In this series of posts, we’ll try to help you learn how to make the best choices.
What you need to know:
You can make bread at home with just four ingredients: flour, water, yeast, and salt. If you do it right, the result is exquisite.
Bakers who have mastered the proper technique produce batches of bread that are so delectable you want to eat them without adding anything. The problem: zero shelf life. These breads don’t last the night. They go hard in 24 hours, and within 72 start to grow mold.
In French cities, there is an elegant solution – boulangeries (bakeries) are situated in almost every block , and denizen can walk down in their PJs early in the morning to pick up a fresh baguette or two for the day. The next morning, another fresh baguette.

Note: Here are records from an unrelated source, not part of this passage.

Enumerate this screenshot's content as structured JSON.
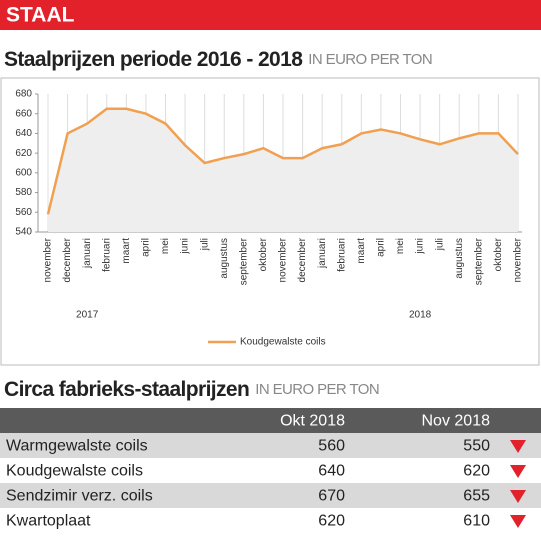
{
  "header": {
    "title": "STAAL"
  },
  "chart_data": {
    "type": "line",
    "title": "Staalprijzen periode 2016 - 2018",
    "subtitle": "IN EURO PER TON",
    "categories": [
      "november",
      "december",
      "januari",
      "februari",
      "maart",
      "april",
      "mei",
      "juni",
      "juli",
      "augustus",
      "september",
      "oktober",
      "november",
      "december",
      "januari",
      "februari",
      "maart",
      "april",
      "mei",
      "juni",
      "juli",
      "augustus",
      "september",
      "oktober",
      "november"
    ],
    "annotations": [
      "2017",
      "2018"
    ],
    "series": [
      {
        "name": "Koudgewalste coils",
        "color": "#f0a050",
        "values": [
          558,
          640,
          650,
          665,
          665,
          660,
          650,
          628,
          610,
          615,
          619,
          625,
          615,
          615,
          625,
          629,
          640,
          644,
          640,
          634,
          629,
          635,
          640,
          640,
          619
        ]
      }
    ],
    "ylim": [
      540,
      680
    ],
    "yticks": [
      540,
      560,
      580,
      600,
      620,
      640,
      660,
      680
    ],
    "grid": true,
    "legend": "bottom"
  },
  "table": {
    "title": "Circa fabrieks-staalprijzen",
    "subtitle": "IN EURO PER TON",
    "columns": [
      "Okt 2018",
      "Nov 2018"
    ],
    "rows": [
      [
        "Warmgewalste coils",
        560,
        550
      ],
      [
        "Koudgewalste coils",
        640,
        620
      ],
      [
        "Sendzimir verz. coils",
        670,
        655
      ],
      [
        "Kwartoplaat",
        620,
        610
      ]
    ]
  }
}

But in the US, where many families shop just once or twice a week and bread is made in far away factories, we need a long shelf life, as in weeks. In addition, the techniques used in small bakery batches don’t work well for large scale bread manufacturing facilities.
For these reasons, many additives are found in bread. They help raise the dough faster, improve the crumb (texture), and keep the bread nice and soft for a very long time. Perfect for a supermarket economy.
From a nutrition perspective, a fresh loaf of bread is not necessarily a sound choice. In many cases, it is made with refined flour, lacking the nutrients and fiber of whole grain bread. So don’t confuse tasty fresh bread with healthier bread options.
So how do you choose a bread that will be both tasty and healthy, with minimum additives?
What to do at the supermarket:
Here are our ground rules for choosing healthy bread:
- The first ingredient should be a whole grain flour. (Usually from wheat).
- The bread should be 100% whole grain.
- The fiber count should be 2 or more grams per ounce. sometimes that’s one slice, but not always.
- It should have a short ingredient list.
In upcoming posts we will provide more specificity.